Pro Tip: Don’t just learn the tools. Try understanding the motive of visually encoding data as well.
Essentially used to better understand the customer, database analysis extends from basic analysis to complex data mining through various tools – Geographic Information System (GIS) or text analysis. The basic steps for analyzing databases are to extract, clean, merge, analyse and implement.
Data Munging or Data Wrangling
Before you start extracting insights from reams of data, data must be cleaned. In plain speak, somebody needs to do the job of a janitor, which means, manually cleaning data and processing it in a unified format before it is analyzed. So far, excel has been used for cleaning and enriching data, but Stanford debuted an interactive tool, a work-in-progress called Wrangler.
Pro Tip: Give Wrangler a try and see how you can manipulate real-world data and export it for use in Tableau or R
A data analyst does not requires advanced skills like data scientists. However, since these roles are multi-faceted and learning is a continuous process, with additional resources you can become a junior data scientist as well.
Essentially, mathematics and statistics (32%), computer science (19%), and engineering (16%) are predominantly the most important fields of study for a data scientist. Data analysts are generally expected to be proficient with languages such as SAS and/or R.

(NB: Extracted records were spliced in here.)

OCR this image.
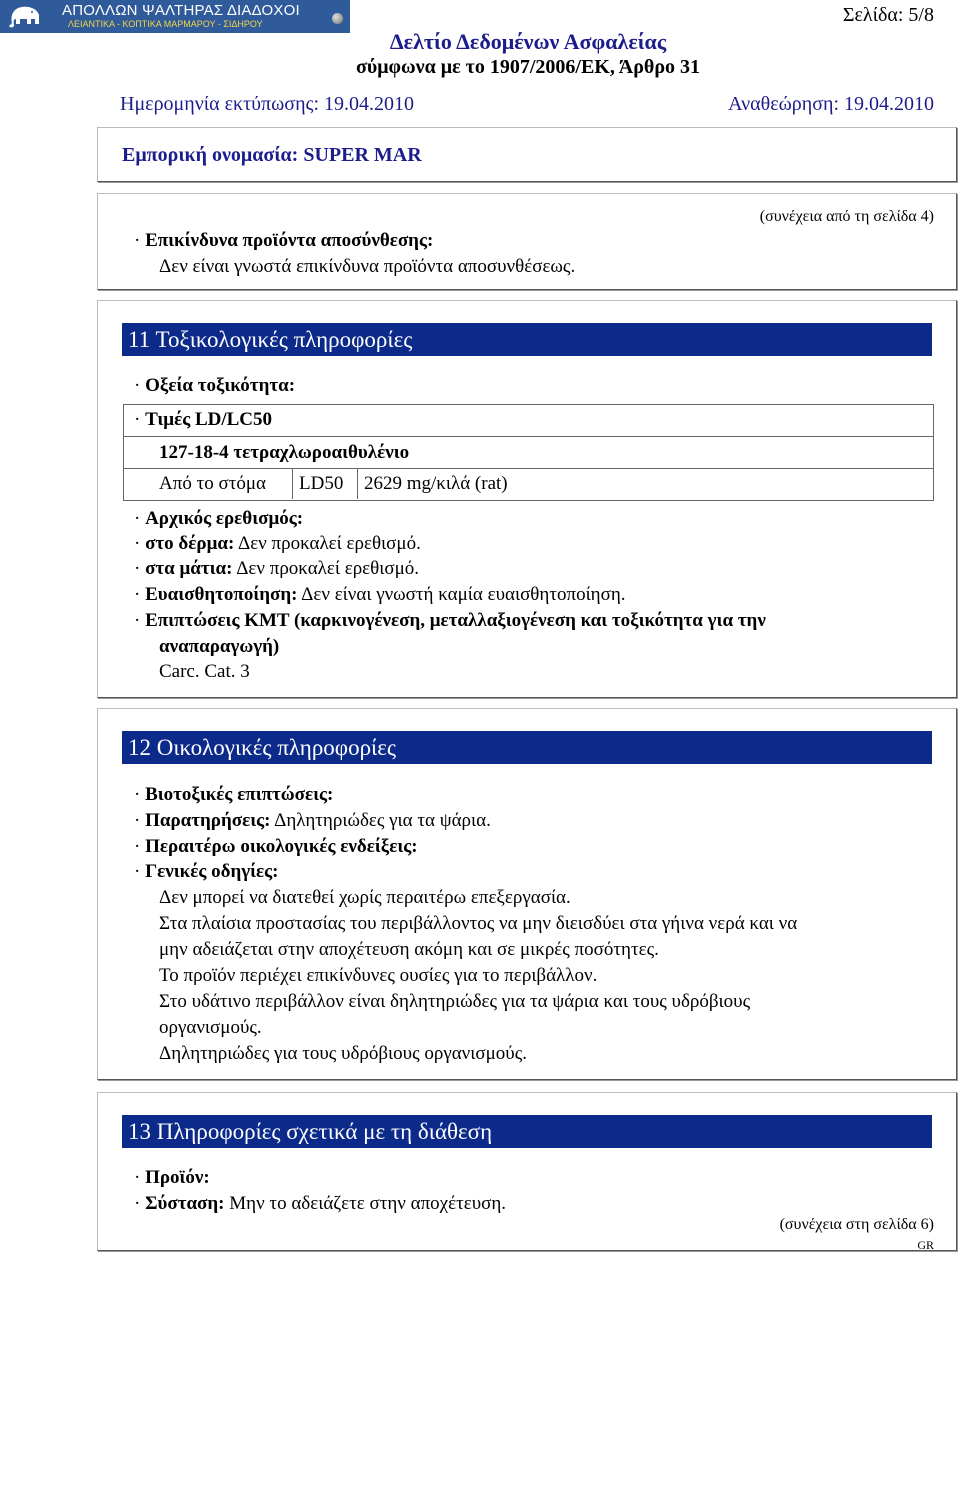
ΑΠΟΛΛΩΝ ΨΑΛΤΗΡΑΣ ΔΙΑΔΟΧΟΙ
ΛΕΙΑΝΤΙΚΑ - ΚΟΠΤΙΚΑ ΜΑΡΜΑΡΟΥ - ΣΙΔΗΡΟΥ	Σελίδα: 5/8
Δελτίο Δεδομένων Ασφαλείας
σύμφωνα με το 1907/2006/ΕΚ, Άρθρο 31
Ημερομηνία εκτύπωσης: 19.04.2010	Αναθεώρηση: 19.04.2010
Εμπορική ονομασία: SUPER MAR
(συνέχεια από τη σελίδα 4)
· Επικίνδυνα προϊόντα αποσύνθεσης:
Δεν είναι γνωστά επικίνδυνα προϊόντα αποσυνθέσεως.
11 Τοξικολογικές πληροφορίες
· Οξεία τοξικότητα:
· Τιμές LD/LC50
127-18-4 τετραχλωροαιθυλένιο
Από το στόμα LD50 2629 mg/κιλά (rat)
· Αρχικός ερεθισμός:
· στο δέρμα: Δεν προκαλεί ερεθισμό.
· στα μάτια: Δεν προκαλεί ερεθισμό.
· Ευαισθητοποίηση: Δεν είναι γνωστή καμία ευαισθητοποίηση.
· Επιπτώσεις ΚΜΤ (καρκινογένεση, μεταλλαξιογένεση και τοξικότητα για την
αναπαραγωγή)
Carc. Cat. 3
12 Οικολογικές πληροφορίες
· Βιοτοξικές επιπτώσεις:
· Παρατηρήσεις: Δηλητηριώδες για τα ψάρια.
· Περαιτέρω οικολογικές ενδείξεις:
· Γενικές οδηγίες:
Δεν μπορεί να διατεθεί χωρίς περαιτέρω επεξεργασία.
Στα πλαίσια προστασίας του περιβάλλοντος να μην διεισδύει στα γήινα νερά και να
μην αδειάζεται στην αποχέτευση ακόμη και σε μικρές ποσότητες.
Το προϊόν περιέχει επικίνδυνες ουσίες για το περιβάλλον.
Στο υδάτινο περιβάλλον είναι δηλητηριώδες για τα ψάρια και τους υδρόβιους
οργανισμούς.
Δηλητηριώδες για τους υδρόβιους οργανισμούς.
13 Πληροφορίες σχετικά με τη διάθεση
· Προϊόν:
· Σύσταση: Μην το αδειάζετε στην αποχέτευση.
(συνέχεια στη σελίδα 6)
GR
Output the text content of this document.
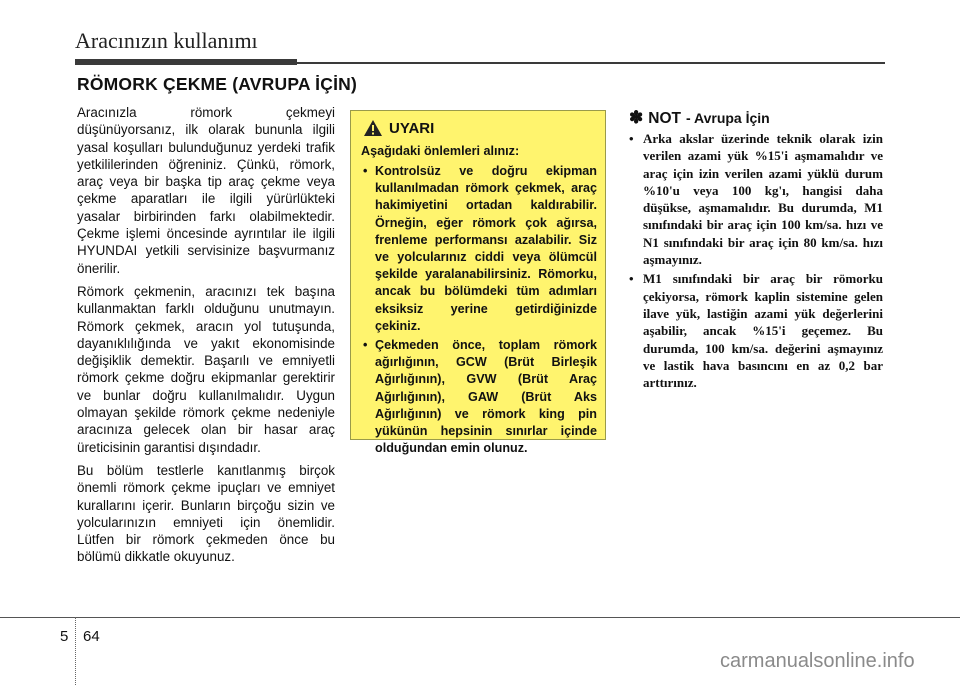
Aracınızın kullanımı
RÖMORK ÇEKME (AVRUPA İÇİN)

Aracınızla römork çekmeyi düşünüyorsanız, ilk olarak bununla ilgili yasal koşulları bulunduğunuz yerdeki trafik yetkililerinden öğreniniz. Çünkü, römork, araç veya bir başka tip araç çekme veya çekme aparatları ile ilgili yürürlükteki yasalar birbirinden farkı olabilmektedir. Çekme işlemi öncesinde ayrıntılar ile ilgili HYUNDAI yetkili servisinize başvurmanız önerilir.

Römork çekmenin, aracınızı tek başına kullanmaktan farklı olduğunu unutmayın. Römork çekmek, aracın yol tutuşunda, dayanıklılığında ve yakıt ekonomisinde değişiklik demektir. Başarılı ve emniyetli römork çekme doğru ekipmanlar gerektirir ve bunlar doğru kullanılmalıdır. Uygun olmayan şekilde römork çekme nedeniyle aracınıza gelecek olan bir hasar araç üreticisinin garantisi dışındadır.

Bu bölüm testlerle kanıtlanmış birçok önemli römork çekme ipuçları ve emniyet kurallarını içerir. Bunların birçoğu sizin ve yolcularınızın emniyeti için önemlidir. Lütfen bir römork çekmeden önce bu bölümü dikkatle okuyunuz.

UYARI
Aşağıdaki önlemleri alınız:
• Kontrolsüz ve doğru ekipman kullanılmadan römork çekmek, araç hakimiyetini ortadan kaldırabilir. Örneğin, eğer römork çok ağırsa, frenleme performansı azalabilir. Siz ve yolcularınız ciddi veya ölümcül şekilde yaralanabilirsiniz. Römorku, ancak bu bölümdeki tüm adımları eksiksiz yerine getirdiğinizde çekiniz.
• Çekmeden önce, toplam römork ağırlığının, GCW (Brüt Birleşik Ağırlığının), GVW (Brüt Araç Ağırlığının), GAW (Brüt Aks Ağırlığının) ve römork king pin yükünün hepsinin sınırlar içinde olduğundan emin olunuz.
✽ NOT - Avrupa İçin
• Arka akslar üzerinde teknik olarak izin verilen azami yük %15'i aşmamalıdır ve araç için izin verilen azami yüklü durum %10'u veya 100 kg'ı, hangisi daha düşükse, aşmamalıdır. Bu durumda, M1 sınıfındaki bir araç için 100 km/sa. hızı ve N1 sınıfındaki bir araç için 80 km/sa. hızı aşmayınız.
• M1 sınıfındaki bir araç bir römorku çekiyorsa, römork kaplin sistemine gelen ilave yük, lastiğin azami yük değerlerini aşabilir, ancak %15'i geçemez. Bu durumda, 100 km/sa. değerini aşmayınız ve lastik hava basıncını en az 0,2 bar arttırınız.
5 64
carmanualsonline.info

It’s advisable for people with a computer science background to know Python, Hadoop, and SQL coding. Additionally, working with unstructured data is an integral part of the data analyst job. It’s a good idea to be accustomed to unstructured databases. Moreover, a data analyst must imbibe qualities such as developing a business acumen or good communication/presentation skills, as these skills will help stay ahead of the game.